My data from an unbound stream source looks something like this:
value1,
value3,
...,
START,
value155,
...,
value202,
END,
...,
value234,
value235,
...
START,
value298,
...,
value310,
END,
...,
value377,
...
Based on Akka-Streams collecting data (Source -> Flow -> Flow (collect) -> Sink), I came up with the following code using Akka Streams to accumulate messages between a fixed "start key" and "end key" (here START and END):
import akka.actor.ActorSystem
import akka.stream.ActorMaterializer
import akka.stream.scaladsl._
val list = List("d1", "d2", "d3", "start", "d4", "d5", "d6", "d7", "end", "d9", "d10", "start", "d11", "d12", "d13", "d14", "end", "d15")
val source = Source(list) // actual Source is unbound, has many more items between "start" and "end"; also the cycle of "start" and "end" repeats
implicit val system = ActorSystem("collection-accumulator")
implicit val materializer = ActorMaterializer()
Source(list)
.scan(Seq.empty[String]) { (coll, s) =>
if(s.equals("start") || coll.head.equals("start"))
coll :+ s
else
Seq.empty[String] // return empty Seq unless new element == "start"
// or first element of Seq == "start"
}
.filter(_.last.equals("end"))
.to(Sink.foreach(println)).run()
Alas, nothing gets past the filter at all! No output.

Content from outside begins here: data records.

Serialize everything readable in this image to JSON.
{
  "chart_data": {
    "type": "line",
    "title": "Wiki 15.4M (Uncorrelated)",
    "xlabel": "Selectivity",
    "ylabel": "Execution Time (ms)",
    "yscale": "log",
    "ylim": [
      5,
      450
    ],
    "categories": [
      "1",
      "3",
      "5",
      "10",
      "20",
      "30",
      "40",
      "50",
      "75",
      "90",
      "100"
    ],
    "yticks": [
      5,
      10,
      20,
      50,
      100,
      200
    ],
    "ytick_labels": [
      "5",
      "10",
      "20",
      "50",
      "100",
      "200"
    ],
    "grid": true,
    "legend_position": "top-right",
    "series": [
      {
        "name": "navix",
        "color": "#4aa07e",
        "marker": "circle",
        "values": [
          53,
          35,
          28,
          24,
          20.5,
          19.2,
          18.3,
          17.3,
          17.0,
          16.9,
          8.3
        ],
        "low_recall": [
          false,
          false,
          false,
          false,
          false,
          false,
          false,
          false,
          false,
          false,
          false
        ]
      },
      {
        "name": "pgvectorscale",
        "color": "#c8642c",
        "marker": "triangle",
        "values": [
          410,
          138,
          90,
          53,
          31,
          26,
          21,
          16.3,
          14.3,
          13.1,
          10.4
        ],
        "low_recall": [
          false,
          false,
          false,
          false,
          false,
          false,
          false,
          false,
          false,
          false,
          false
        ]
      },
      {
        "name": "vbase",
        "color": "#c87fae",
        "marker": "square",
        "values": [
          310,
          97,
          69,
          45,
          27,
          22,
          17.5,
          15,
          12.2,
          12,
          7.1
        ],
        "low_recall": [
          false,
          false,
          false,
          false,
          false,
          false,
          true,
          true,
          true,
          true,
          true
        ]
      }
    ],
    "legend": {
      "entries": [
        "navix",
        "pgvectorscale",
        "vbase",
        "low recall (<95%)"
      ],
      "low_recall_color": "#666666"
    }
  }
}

Replacing coll.head.equals
and coll.last.equals
with .contains
, returns a result, of course it is not correct, since "end" is at some point always included.
import akka.actor.ActorSystem
import akka.stream.ActorMaterializer
import akka.stream.scaladsl._
val list = List("d1", "d2", "d3", "start", "d4", "d5", "d6", "d7", "end", "d9", "d10", "start", "d11", "d12", "d13", "d14", "end", "d15")
val source = Source(list) // actual Source is unbound, has many more items between "start" and "end"; also the cycle of "start" and "end" repeats
implicit val system = ActorSystem("collection-accumulator")
implicit val materializer = ActorMaterializer()
Source(list)
.scan(Seq.empty[String]) { (coll, s) =>
if(s.equals("start") || coll.contains("start"))
coll :+ s
else
Seq.empty[String]
}
.filter(_.contains("end"))
.to(Sink.foreach(println)).run()
As expected, the output is:
List(start, d4, d5, d6, d7, end)
List(start, d4, d5, d6, d7, end, d9)
List(start, d4, d5, d6, d7, end, d9, d10)
Any suggestions on how to solve this? I suspect some "materialization" needs to be forced along the way, or I might just run into some lazy eval/actor/async issue that I am not aware of. Thanks in advance!
(at the time of writing, https://doc.akka.io/docs/akka/current/stream/stream-quickstart.html has a ready-made ScaleFiddle for quickly playing around with Akka Streams)
Edit:
Clarify "unbound" - what I meant was, that the list of messages is not only unbound, but also the "START" and "END" cycles repeat as well. I have updated the example accordingly.